The measures of the last tournaments, in our opinion, suggest two types of forecasts, although the data we have are not accurate enough and it seems to us that it is too early to draw conclusions: this trend will be reversed henceforth and the bertsolaris will use the language of the dialects again; or the upper limit (90%) in the use of unified Basque will continue around that limit. In any case, we believe that the most difficult thing is that the use of unified Basque increases even more in an oral activity such as bertsolarism.

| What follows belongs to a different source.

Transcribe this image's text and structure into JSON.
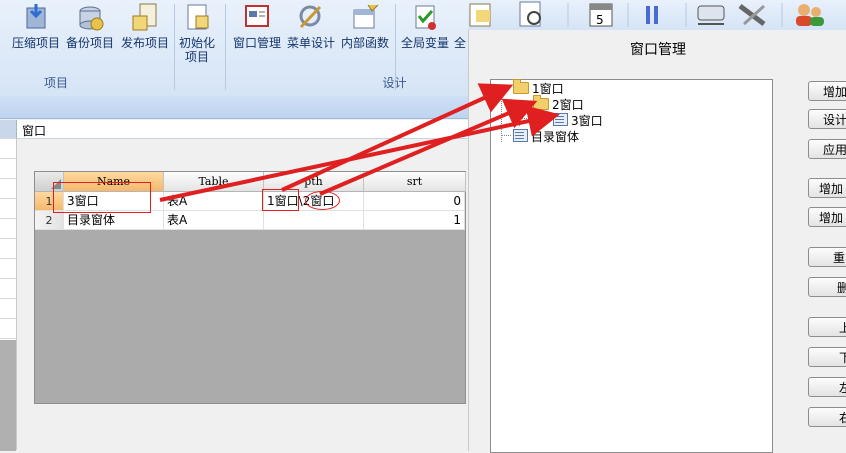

The statistical analysis of the berths of the last seven main tournaments has allowed us to show some trends. While it will be worth doing a more paused and thorough analysis of this data, the former has also left us some significant things. In the choice of the measure and in the use of unified Basque, for example, it has served to confirm that the previous intuitions were true: there is increasing propensity for special and long measures, and even in the use of unified Basque it seems that the increase has been practically constant. As for the melodies, it seems that there is a tendency to an increasingly reduced use of the melodies, but in this data we have revealed a characteristic that we do not dare to draw conclusions about it.
Are these trends maintained in this year's competition or are they reversed? What about the following? What other interesting interpretations can be done from the corpus of verses? What consequences would you draw from analyzing non-competitive berths? And compare competition with competition?
There is still much to be done in this field, but we believe that the importance of continuing to properly document the bertsos for an exhaustive analysis of the production of bertsos is undeniable if you want to see how the trends mentioned in this article and others that deserve to be examined in a more leisurely way evolve in the coming years.